Why top-5 error is more fair metric than top-1 for ILSVRC models

For the most publicly available models trained on ImageNet dataset top-5 and top-1 errors are reported. The best perfoming model from ILSVRC 2015 has 6.7% top-5 error and 23% top-1 error evaluated using singe center crop. It’s pretty interesting to find out that human error turned out to be not much better, top-5 error is around 5.1% according to the result of some experiments descibed in the article. An ensembe of models show even better results, six models of different depth leads to 3.57% top-5 error (1st place in ILSVRC 2015). Top-1 error still seems to be very big and one may say that top-5 rule is very forgiving and rules should be tightened and only top-1 should be considered. But top-1 error doesn’t really give you an understanding of how good is you neural network in general, it can only be useful to compare the perfomance of different models. The reason is that ImageNet is a single label dataset containing images that actually can fall into several categories and the orded of those categories is ambiguous. To illustare this let’s look at some of the example images from the training set, starting from example easy to classify:

Sport cars race_cars

Race cars race_cars

Car wheels car_wheels

Now if you look at the next examples, you will find that they are pretty ambigous if you are asked to assign only one label, let’s say, out of five.
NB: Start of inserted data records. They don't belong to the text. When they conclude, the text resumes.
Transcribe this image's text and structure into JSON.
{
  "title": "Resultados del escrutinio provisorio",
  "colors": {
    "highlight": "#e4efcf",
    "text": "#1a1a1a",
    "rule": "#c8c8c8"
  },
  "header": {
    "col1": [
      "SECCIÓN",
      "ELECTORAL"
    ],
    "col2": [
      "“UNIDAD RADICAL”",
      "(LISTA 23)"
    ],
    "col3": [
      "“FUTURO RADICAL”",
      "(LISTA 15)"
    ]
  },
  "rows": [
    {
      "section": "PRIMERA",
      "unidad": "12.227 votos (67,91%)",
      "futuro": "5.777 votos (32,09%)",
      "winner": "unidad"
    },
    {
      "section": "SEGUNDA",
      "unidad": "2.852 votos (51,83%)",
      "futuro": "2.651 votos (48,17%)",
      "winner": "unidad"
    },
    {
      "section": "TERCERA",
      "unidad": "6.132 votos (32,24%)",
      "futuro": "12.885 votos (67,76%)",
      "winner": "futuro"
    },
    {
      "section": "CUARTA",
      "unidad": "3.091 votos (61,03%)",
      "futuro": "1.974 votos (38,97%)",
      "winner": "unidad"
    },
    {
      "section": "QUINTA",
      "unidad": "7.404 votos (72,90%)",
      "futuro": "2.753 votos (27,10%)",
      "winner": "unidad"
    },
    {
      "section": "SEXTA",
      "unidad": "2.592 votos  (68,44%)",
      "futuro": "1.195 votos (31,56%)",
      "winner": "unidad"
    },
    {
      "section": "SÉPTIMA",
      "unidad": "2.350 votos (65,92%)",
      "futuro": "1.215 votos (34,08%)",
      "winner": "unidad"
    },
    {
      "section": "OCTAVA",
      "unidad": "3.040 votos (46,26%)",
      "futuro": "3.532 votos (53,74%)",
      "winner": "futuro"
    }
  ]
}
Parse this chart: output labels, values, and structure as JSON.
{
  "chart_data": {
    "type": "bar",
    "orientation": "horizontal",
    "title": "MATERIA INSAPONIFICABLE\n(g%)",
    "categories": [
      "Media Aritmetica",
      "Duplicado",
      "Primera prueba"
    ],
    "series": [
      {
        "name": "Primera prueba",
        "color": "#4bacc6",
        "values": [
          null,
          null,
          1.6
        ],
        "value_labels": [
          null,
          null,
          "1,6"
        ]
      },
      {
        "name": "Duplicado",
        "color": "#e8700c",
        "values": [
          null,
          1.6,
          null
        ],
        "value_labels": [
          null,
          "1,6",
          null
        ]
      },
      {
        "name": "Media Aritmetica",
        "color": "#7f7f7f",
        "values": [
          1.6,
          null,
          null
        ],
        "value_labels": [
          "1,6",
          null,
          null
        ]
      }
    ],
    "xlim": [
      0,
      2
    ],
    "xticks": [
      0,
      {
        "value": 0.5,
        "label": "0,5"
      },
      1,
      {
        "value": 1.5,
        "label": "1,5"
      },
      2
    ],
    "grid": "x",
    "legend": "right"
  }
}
And for a number of categories there a lot of images with such ambiguity.

cars

The major problem with the dataset is that for many of the images we can’t say precisely if a category A or a category B describes it the best and the model in such situation is penalized during the training for the the mismatch between the predicted A category and B category given as a ground truth. So even if the image from the evaluation set is better in the sense of an ambiguity but still can be described with multiple labels, it will be harder for the network to determine a pravailing label because the training dataset doesn’t train it to do so very well. And this explain such a big margin between top-1 and top-5 errors.